Parce-que la lutte contre le terrorisme ne devrait pas se faire au détriment de certaines valeurs fondamentales, il est nécessaire pour les États, mais aussi pour chacun d’entre nous, d’être vigilant.e.s face aux dérives que cette lutte peut entraîner. Ceci non seulement en ce qui concerne l’aide humanitaire et la diffusion du DIH, mais aussi à un niveau bien plus large, à l’image du traitement des prisonniers djihadistes dans le Nord-Est de la Syrie, qui se fait au détriment de nombreuses règles de DIH et de droits humains. La peur du terrorisme ne doit pas nous faire oublier notre humanité, retranscrite, dans le cadre de la guerre, dans les Conventions de Genève et leurs Protocoles additionnels.

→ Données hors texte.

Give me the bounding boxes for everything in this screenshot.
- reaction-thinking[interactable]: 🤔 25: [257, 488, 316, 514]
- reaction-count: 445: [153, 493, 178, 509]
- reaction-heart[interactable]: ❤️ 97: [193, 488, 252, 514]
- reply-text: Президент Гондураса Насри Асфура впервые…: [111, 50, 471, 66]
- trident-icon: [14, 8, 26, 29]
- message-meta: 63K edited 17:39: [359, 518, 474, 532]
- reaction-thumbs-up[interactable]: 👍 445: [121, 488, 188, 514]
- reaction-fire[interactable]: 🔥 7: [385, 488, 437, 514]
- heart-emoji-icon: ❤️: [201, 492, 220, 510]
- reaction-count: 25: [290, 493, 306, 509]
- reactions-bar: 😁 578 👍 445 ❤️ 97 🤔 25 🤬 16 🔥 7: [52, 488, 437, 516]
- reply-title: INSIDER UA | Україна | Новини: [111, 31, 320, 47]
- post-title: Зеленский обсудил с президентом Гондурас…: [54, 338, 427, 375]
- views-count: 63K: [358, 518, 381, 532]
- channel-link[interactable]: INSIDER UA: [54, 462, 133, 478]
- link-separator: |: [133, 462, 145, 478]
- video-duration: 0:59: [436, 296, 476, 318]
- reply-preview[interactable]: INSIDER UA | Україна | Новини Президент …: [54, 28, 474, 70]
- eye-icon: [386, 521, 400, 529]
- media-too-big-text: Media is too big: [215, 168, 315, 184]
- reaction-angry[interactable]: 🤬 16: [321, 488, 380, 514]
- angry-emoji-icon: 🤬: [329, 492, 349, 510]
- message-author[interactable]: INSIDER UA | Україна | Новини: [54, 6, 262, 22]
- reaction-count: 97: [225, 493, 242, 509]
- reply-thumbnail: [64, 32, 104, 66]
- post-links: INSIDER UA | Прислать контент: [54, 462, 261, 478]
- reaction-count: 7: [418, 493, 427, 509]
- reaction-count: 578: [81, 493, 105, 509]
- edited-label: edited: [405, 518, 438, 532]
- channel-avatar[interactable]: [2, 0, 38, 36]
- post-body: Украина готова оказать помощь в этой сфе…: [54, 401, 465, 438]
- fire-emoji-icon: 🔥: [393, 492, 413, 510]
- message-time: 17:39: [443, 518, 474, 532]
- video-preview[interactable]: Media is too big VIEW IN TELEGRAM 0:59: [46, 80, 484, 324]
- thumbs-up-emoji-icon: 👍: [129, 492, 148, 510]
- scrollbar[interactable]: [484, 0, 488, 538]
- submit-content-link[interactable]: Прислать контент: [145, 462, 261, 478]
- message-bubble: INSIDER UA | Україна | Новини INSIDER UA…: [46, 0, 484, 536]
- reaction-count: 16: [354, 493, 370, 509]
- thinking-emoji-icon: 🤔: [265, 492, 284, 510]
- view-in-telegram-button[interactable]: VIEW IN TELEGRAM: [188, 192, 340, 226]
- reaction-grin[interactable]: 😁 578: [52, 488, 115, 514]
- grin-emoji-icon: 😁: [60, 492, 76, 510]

La publication de ce billet est financée en partie par le projet de recherche Osons le DIH! Promotion et renforcement du DIH : une contribution canadienne et le Conseil de recherche en sciences humaines du Canada. Une partie des idées exprimées dans ce billet proviennent de la thèse sur laquelle travaille Camille Marquis Bissonnette, conférencière de l'événement aux côtés de Carmen Montero Ferrer.
Ce billet ne lie que la ou les personne(s) l’ayant écrit. Il ne peut entraîner la responsabilité de la Clinique de droit international pénal et humanitaire, de la Chaire de recherche du Canada sur la justice internationale e les droits fondamentaux, de la Faculté de droit, de l’Université Laval et de leur personnel respectif, ni des personnes qui l’ont révisé et édité. Il ne s’agit pas d’avis ou de conseil juridiques.

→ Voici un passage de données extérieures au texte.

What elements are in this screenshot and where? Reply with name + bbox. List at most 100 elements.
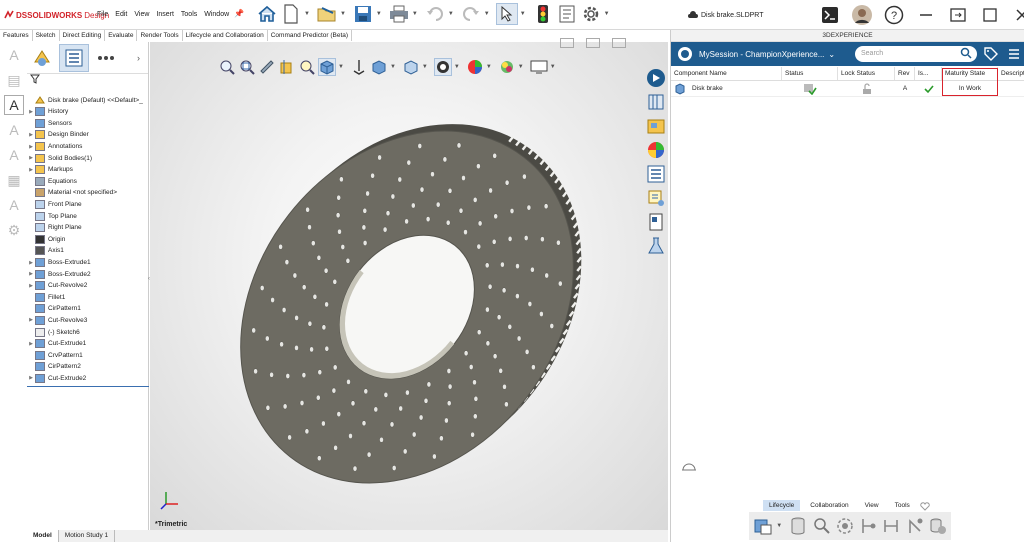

[1] Commission nationale consultative des droits de l’Homme, Avis sur l’incidence de la législation relative à la lutte contre le terrorisme sur l’action humanitaire, Paris, 2 octobre 2018, p.16.
[2] CICR, 32ème Conférence internationale de la Croix-Rouge et du Croissant-Rouge, Genève, Suisse, 8-10 décembre 2015, Rapport sur Le droit international humanitaire et les défis posés par les conflits armés contemporains, Genève, Octobre 2015, p.27.